Et sa vie est ma vie, et mon venin est son venin.
Quand il eut tué le serpent, son oncle dit : « Je t’ai exposé à un danger dont Dieu m’a détourné. Reviens donc, que je te marie à ma fille. » Lorsqu’il se retourna, Bishr se mit à se vanter, jusqu’à ce qu’apparaisse sur son cheval un jeune homme imberbe, pareil à un croissant de lune, enveloppé de ses armes. Il dit alors : « Ô oncle, j’entends le bruit d’une proie. » Il sortit et vit, à la longueur d’une lance, un jeune homme qui dit : « Que ta mère te quitte ! Ô Bishr, si tu as tué un ver et une bête, remplis-tu tes mâchoires de vantardise ? Tu es en sécurité si tu livre ton oncle. » Bishr dit : « [190] Que périsse ta mère ! Qui es-tu ? » Il répondit : « Le jour noir et la mort rouge. » [23] Bishr dit : « Que celle qui t’a excrété soit privée de toi. » Il répliqua : « Ô Bishr et celle qui t’a excrété. » Alors chacun attaqua l’autre, mais Bishr ne put rien lui faire, tandis que le jeune homme était capable de lui infliger vingt coups dans la région des reins, [24] mais, chaque fois que la pointe de la lance le touchait, il l’empêchait de blesser son corps, afin de l’épargner. Il dit : « Ô Bishr, qu’en penses-tu ? N’aurais-je pas pu, si je l’avais voulu, te donner en nourriture la pointe de la lance ? » [25]

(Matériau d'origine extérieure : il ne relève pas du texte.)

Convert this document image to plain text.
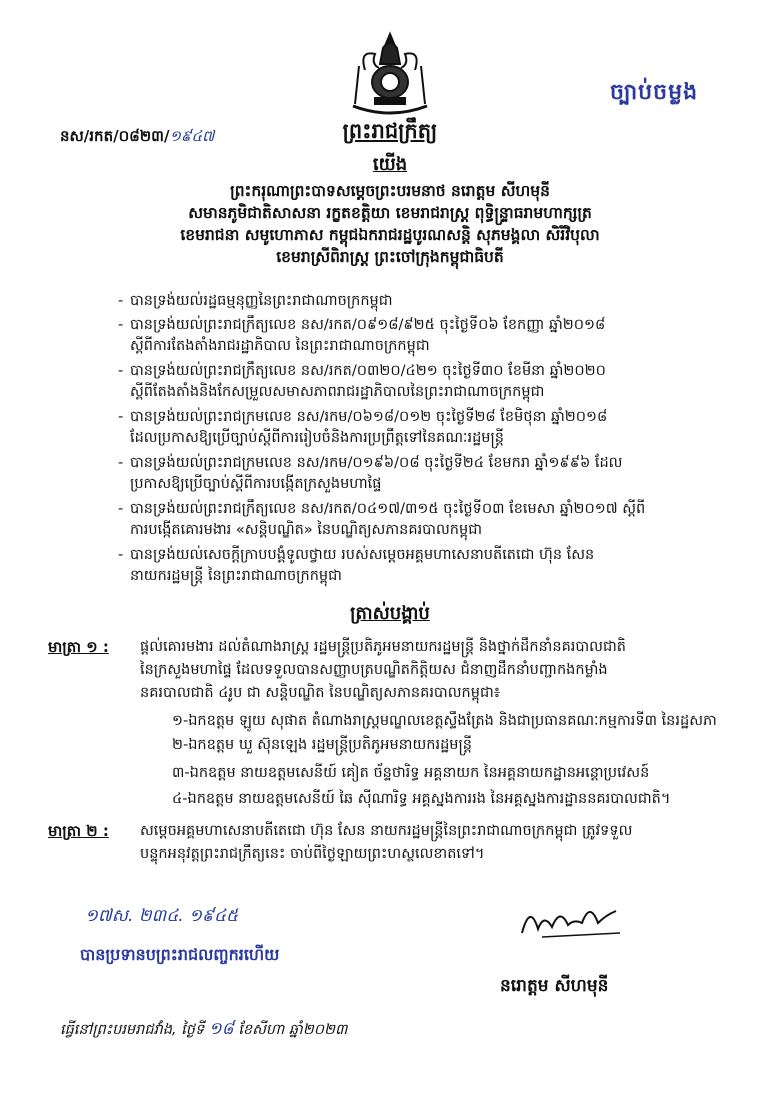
ច្បាប់ចម្លង
នស/រកត/០៨២៣/១៩៤៧	ព្រះរាជក្រឹត្យ
យើង
ព្រះករុណាព្រះបាទសម្ដេចព្រះបរមនាថ នរោត្តម សីហមុនី
សមានភូមិជាតិសាសនា រក្ខតខត្តិយា ខេមរាជរាស្ត្រ ពុទ្ធិន្ទ្រាធរាមហាក្សត្រ
ខេមរាជនា សមូហោភាស កម្ពុជឯករាជរដ្ឋបូរណសន្តិ សុភមង្គលា សិរីវិបុលា
ខេមរាស្រីពិរាស្ត្រ ព្រះចៅក្រុងកម្ពុជាធិបតី
- បានទ្រង់យល់រដ្ឋធម្មនុញ្ញនៃព្រះរាជាណាចក្រកម្ពុជា
- បានទ្រង់យល់ព្រះរាជក្រឹត្យលេខ នស/រកត/០៩១៨/៩២៥ ចុះថ្ងៃទី០៦ ខែកញ្ញា ឆ្នាំ២០១៨
ស្ដីពីការតែងតាំងរាជរដ្ឋាភិបាល នៃព្រះរាជាណាចក្រកម្ពុជា
- បានទ្រង់យល់ព្រះរាជក្រឹត្យលេខ នស/រកត/០៣២០/៤២១ ចុះថ្ងៃទី៣០ ខែមីនា ឆ្នាំ២០២០
ស្ដីពីតែងតាំងនិងកែសម្រួលសមាសភាពរាជរដ្ឋាភិបាលនៃព្រះរាជាណាចក្រកម្ពុជា
- បានទ្រង់យល់ព្រះរាជក្រមលេខ នស/រកម/០៦១៨/០១២ ចុះថ្ងៃទី២៨ ខែមិថុនា ឆ្នាំ២០១៨
ដែលប្រកាសឱ្យប្រើច្បាប់ស្ដីពីការរៀបចំនិងការប្រព្រឹត្តទៅនៃគណៈរដ្ឋមន្ត្រី
- បានទ្រង់យល់ព្រះរាជក្រមលេខ នស/រកម/០១៩៦/០៨ ចុះថ្ងៃទី២៤ ខែមករា ឆ្នាំ១៩៩៦ ដែល
ប្រកាសឱ្យប្រើច្បាប់ស្ដីពីការបង្កើតក្រសួងមហាផ្ទៃ
- បានទ្រង់យល់ព្រះរាជក្រឹត្យលេខ នស/រកត/០៤១៧/៣១៥ ចុះថ្ងៃទី០៣ ខែមេសា ឆ្នាំ២០១៧ ស្ដីពី
ការបង្កើតគោរមងារ «សន្តិបណ្ឌិត» នៃបណ្ឌិត្យសភានគរបាលកម្ពុជា
- បានទ្រង់យល់សេចក្ដីក្រាបបង្គំទូលថ្វាយ របស់សម្ដេចអគ្គមហាសេនាបតីតេជោ ហ៊ុន សែន
នាយករដ្ឋមន្ត្រី នៃព្រះរាជាណាចក្រកម្ពុជា
ត្រាស់បង្គាប់
មាត្រា ១ : ផ្ដល់គោរមងារ ដល់តំណាងរាស្ត្រ រដ្ឋមន្ត្រីប្រតិភូអមនាយករដ្ឋមន្ត្រី និងថ្នាក់ដឹកនាំនគរបាលជាតិ
នៃក្រសួងមហាផ្ទៃ ដែលទទួលបានសញ្ញាបត្របណ្ឌិតកិត្តិយស ជំនាញដឹកនាំបញ្ជាកងកម្លាំង
នគរបាលជាតិ ៤រូប ជា សន្តិបណ្ឌិត នៃបណ្ឌិត្យសភានគរបាលកម្ពុជា៖
១-ឯកឧត្តម ឡូយ សុផាត តំណាងរាស្ត្រមណ្ឌលខេត្តស្ទឹងត្រែង និងជាប្រធានគណៈកម្មការទី៣ នៃរដ្ឋសភា
២-ឯកឧត្តម ឃួ ស៊ុនឡេង រដ្ឋមន្ត្រីប្រតិភូអមនាយករដ្ឋមន្ត្រី
៣-ឯកឧត្តម នាយឧត្តមសេនីយ៍ គៀត ច័ន្ទថារិទ្ធ អគ្គនាយក នៃអគ្គនាយកដ្ឋានអន្តោប្រវេសន៍
៤-ឯកឧត្តម នាយឧត្តមសេនីយ៍ ឆៃ ស៊ីណារិទ្ធ អគ្គស្នងការរង នៃអគ្គស្នងការដ្ឋាននគរបាលជាតិ។
មាត្រា ២ : សម្ដេចអគ្គមហាសេនាបតីតេជោ ហ៊ុន សែន នាយករដ្ឋមន្ត្រីនៃព្រះរាជាណាចក្រកម្ពុជា ត្រូវទទួល
បន្ទុកអនុវត្តព្រះរាជក្រឹត្យនេះ ចាប់ពីថ្ងៃឡាយព្រះហស្ថលេខាតទៅ។
១៧ស. ២៣៤. ១៩៤៥
បានប្រទានបព្រះរាជលញ្ចករហើយ
នរោត្តម សីហមុនី
ធ្វើនៅព្រះបរមរាជវាំង, ថ្ងៃទី ១៨ ខែសីហា ឆ្នាំ២០២៣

Il jeta alors la lance, tira son épée et frappa Bishr vingt coups du plat de la lame, mais Bishr ne put lui en porter un seul. Alors il dit : « Ô Bishr, rends ton oncle et va en sécurité. » Il répondit : « Oui, à condition que tu me dises qui tu es. » Il dit : « Je suis ton fils. » Il [26] s’écria : « Mon Dieu ! Je n’ai jamais approché une femme digne, d’où vient donc ce cadeau ? » Il répondit : « Je suis le fils de la femme qui t’a dirigé vers la fille de ton oncle. » Alors Bishr dit :
« Ce bâton vient de ce bâton. [27]
Le serpent enfante-t-il autre chose que le serpent ? » [28]
Il jura de ne jamais monter un noble coursier ni d’épouser une belle dame, puis il maria la fille de son oncle à son fils.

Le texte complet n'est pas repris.